Terpantau ribuan kendaraan, terutama minibus, mulai mengantre masuk hingga 3 km menuju dermaga Pelabuhan Bakauheni.
Kepadatan itu terjadi mulai Sabtu (5/4/2025) sekitar pukul 18.00 WIB. Kemacetan disebabkan oleh banyaknya pemudik yang tiba lebih awal dari jadwal keberangkatan yang tertera pada tiket penyebrangan.
Mengantisipasi hal tersebut, Polda Lampung melalui Polres Lampung Selatan memberlakukan sistem penundaan atau delay system agar kondisi lalu lintas tetap terkendali.
Kapolda Lampung, Irjen Pol Helmy Santika, mengatakan penerapan delay system dilakukan sebagai langkah antisipatif agar kondisi yang masih hijau tidak bergeser menjadi kuning.

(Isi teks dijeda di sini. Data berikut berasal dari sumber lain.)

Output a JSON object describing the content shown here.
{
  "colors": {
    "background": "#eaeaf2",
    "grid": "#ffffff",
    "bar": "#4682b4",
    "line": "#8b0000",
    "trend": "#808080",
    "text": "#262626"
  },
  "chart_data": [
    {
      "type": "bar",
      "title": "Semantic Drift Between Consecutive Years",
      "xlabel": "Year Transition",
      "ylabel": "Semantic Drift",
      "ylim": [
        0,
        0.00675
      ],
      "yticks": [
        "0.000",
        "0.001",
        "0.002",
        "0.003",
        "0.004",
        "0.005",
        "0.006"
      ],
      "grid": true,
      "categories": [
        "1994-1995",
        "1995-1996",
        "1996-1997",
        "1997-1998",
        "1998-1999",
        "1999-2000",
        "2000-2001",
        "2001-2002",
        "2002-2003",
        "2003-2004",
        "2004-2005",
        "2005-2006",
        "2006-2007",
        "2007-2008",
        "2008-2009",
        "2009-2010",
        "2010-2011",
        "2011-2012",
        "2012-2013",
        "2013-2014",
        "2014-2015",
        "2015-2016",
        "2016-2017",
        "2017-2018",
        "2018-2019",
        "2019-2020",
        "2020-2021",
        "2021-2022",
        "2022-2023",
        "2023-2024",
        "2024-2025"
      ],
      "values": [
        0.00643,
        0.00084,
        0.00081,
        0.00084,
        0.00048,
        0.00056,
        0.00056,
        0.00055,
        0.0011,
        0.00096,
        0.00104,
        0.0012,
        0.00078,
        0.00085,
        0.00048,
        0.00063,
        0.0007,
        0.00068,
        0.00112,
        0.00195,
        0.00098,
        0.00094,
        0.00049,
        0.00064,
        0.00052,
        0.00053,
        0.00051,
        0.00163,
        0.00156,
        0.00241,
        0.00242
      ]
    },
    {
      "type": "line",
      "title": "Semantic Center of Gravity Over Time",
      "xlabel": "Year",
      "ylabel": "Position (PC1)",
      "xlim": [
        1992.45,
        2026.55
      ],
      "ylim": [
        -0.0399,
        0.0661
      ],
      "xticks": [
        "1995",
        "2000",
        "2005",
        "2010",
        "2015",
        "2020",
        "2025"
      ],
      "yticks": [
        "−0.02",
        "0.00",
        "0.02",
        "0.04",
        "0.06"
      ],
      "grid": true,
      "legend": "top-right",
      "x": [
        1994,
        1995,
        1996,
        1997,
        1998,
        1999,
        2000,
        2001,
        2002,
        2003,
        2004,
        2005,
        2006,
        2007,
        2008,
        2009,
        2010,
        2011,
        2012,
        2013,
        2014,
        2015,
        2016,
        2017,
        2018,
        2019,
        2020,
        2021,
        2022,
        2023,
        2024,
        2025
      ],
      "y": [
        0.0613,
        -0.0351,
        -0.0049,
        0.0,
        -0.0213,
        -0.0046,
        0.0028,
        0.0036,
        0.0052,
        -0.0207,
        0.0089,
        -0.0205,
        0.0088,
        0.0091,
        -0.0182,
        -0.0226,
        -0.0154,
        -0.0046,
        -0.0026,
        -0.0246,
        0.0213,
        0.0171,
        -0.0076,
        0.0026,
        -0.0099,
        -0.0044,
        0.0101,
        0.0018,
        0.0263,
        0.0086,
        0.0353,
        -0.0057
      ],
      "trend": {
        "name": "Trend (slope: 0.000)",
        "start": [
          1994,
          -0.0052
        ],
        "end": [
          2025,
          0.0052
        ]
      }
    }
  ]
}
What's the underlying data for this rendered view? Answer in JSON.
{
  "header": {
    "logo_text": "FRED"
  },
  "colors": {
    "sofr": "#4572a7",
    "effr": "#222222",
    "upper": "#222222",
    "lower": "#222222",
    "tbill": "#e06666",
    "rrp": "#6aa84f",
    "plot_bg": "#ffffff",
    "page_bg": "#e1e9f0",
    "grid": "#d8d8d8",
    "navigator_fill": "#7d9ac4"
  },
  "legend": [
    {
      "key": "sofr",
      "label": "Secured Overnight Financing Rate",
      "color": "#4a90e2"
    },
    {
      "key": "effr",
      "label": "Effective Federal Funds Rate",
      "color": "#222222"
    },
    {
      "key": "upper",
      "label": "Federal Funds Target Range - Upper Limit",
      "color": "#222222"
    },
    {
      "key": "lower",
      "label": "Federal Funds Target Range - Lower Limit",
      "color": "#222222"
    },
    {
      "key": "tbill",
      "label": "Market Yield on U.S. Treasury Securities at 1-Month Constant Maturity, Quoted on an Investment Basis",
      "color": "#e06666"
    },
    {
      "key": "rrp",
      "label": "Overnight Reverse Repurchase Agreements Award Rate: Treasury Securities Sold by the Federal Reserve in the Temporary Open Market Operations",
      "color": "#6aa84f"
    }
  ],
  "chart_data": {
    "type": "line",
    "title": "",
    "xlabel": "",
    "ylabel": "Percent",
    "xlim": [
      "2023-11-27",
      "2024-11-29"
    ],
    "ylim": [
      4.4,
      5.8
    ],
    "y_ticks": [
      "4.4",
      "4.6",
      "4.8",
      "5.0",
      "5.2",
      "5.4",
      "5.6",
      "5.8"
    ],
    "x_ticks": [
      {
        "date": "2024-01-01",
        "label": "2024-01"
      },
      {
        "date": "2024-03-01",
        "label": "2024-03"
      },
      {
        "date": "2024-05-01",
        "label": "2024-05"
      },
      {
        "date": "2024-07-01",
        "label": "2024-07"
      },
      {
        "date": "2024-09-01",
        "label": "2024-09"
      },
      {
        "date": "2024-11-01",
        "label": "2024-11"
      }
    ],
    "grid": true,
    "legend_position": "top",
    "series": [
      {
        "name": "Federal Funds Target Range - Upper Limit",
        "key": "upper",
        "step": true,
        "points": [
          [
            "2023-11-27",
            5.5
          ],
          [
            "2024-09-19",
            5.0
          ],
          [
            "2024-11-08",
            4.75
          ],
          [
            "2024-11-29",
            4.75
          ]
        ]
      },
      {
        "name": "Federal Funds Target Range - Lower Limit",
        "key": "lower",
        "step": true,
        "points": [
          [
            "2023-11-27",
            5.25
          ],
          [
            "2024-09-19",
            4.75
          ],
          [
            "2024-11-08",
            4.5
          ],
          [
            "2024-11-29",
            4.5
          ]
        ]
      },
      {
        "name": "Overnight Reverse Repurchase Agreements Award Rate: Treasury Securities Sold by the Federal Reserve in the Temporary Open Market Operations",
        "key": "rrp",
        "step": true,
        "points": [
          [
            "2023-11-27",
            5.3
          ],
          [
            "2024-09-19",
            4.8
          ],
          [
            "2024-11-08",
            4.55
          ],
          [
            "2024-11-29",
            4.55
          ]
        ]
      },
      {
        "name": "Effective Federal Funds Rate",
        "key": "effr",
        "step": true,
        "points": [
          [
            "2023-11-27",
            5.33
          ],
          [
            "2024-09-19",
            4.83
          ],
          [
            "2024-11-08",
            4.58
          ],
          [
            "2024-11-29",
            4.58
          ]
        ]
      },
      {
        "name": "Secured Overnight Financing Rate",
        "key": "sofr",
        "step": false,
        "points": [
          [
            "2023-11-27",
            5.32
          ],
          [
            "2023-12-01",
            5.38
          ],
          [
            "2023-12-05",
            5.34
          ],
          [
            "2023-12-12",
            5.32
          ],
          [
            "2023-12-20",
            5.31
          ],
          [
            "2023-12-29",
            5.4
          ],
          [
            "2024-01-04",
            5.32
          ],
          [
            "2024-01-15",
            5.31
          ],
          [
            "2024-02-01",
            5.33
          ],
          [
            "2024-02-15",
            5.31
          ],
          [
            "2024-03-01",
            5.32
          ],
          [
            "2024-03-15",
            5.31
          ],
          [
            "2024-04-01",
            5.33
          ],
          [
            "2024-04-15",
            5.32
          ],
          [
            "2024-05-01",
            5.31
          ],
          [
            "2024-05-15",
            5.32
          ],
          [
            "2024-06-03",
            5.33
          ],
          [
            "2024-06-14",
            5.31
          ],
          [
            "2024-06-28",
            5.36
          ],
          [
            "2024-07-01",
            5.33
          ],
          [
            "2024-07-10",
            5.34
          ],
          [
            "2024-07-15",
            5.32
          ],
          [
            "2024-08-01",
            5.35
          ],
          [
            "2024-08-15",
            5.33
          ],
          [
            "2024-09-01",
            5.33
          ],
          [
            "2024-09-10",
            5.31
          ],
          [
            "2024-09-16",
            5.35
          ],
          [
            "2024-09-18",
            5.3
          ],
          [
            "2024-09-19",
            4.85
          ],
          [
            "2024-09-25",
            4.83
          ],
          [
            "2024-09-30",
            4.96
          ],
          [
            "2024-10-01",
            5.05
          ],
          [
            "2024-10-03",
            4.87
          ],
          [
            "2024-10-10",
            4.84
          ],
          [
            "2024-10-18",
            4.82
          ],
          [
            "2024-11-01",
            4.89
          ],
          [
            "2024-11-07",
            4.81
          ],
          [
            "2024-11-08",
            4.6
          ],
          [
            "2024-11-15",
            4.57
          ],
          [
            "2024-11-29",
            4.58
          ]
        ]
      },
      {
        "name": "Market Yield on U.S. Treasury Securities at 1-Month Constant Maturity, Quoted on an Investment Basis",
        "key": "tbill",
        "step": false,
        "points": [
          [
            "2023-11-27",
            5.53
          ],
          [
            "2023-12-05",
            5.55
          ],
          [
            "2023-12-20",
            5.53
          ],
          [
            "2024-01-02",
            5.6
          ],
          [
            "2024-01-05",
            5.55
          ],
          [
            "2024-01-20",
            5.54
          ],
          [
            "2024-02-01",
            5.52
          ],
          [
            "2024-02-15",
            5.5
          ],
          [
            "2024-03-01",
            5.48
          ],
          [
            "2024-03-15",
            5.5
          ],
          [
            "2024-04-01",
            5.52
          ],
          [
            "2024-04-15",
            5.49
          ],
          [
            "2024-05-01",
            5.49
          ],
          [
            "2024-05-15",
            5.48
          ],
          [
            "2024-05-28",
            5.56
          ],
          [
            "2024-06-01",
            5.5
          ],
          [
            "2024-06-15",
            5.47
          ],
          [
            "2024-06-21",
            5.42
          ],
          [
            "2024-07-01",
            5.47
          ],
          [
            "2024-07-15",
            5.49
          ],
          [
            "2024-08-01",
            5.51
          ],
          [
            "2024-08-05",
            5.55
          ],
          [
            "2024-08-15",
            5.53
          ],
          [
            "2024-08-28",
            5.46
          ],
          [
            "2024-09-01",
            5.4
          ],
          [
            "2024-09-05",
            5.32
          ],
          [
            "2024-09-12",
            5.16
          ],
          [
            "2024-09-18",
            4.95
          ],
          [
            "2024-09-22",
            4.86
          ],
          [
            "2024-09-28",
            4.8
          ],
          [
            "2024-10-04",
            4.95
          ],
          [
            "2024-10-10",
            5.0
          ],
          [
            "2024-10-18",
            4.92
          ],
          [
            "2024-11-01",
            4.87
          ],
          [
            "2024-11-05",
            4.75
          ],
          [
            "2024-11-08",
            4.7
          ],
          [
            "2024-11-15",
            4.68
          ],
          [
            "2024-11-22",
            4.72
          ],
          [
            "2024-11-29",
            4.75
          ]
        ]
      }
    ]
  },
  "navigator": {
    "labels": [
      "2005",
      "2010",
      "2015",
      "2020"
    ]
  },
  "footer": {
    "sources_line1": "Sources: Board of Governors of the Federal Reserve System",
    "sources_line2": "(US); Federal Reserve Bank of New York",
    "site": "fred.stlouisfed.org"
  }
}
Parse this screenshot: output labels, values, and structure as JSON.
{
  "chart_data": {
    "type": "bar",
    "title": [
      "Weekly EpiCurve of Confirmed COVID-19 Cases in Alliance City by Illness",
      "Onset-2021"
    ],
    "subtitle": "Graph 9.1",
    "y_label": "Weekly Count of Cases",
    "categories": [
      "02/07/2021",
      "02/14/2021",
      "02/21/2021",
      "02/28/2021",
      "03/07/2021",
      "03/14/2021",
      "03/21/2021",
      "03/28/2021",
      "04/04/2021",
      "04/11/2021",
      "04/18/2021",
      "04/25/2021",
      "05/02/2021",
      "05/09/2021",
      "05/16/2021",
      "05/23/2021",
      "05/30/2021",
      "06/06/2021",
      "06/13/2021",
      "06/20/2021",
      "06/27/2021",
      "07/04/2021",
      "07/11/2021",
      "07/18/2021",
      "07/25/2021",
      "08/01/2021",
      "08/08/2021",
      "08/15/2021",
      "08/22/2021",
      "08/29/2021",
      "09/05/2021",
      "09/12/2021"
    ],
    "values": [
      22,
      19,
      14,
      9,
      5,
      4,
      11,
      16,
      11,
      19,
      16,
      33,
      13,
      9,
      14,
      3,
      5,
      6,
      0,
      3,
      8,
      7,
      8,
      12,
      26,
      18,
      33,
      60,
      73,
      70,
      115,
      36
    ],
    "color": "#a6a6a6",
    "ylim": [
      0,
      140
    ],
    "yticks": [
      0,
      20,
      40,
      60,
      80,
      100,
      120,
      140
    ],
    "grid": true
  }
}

“Delay system ini kita terapkan agar petugas di pelabuhan bisa lebih optimal dalam mengatur lahan parkir dan proses bongkar muat kendaraan. Sampai saat ini, statusnya masih hijau, belum diberlakukan delay system dengan kode kuning,” katanya, Sabtu (5/4/2025).
Jenderal bintang dua itu pun mengimbau masyarakat, khususnya pengguna jalan tol menuju Pelabuhan Bakauheni, agar bersabar dan memanfaatkan lima rest area yang tersedia sembari menunggu informasi perkembangan situasi yang akan terus diperbarui.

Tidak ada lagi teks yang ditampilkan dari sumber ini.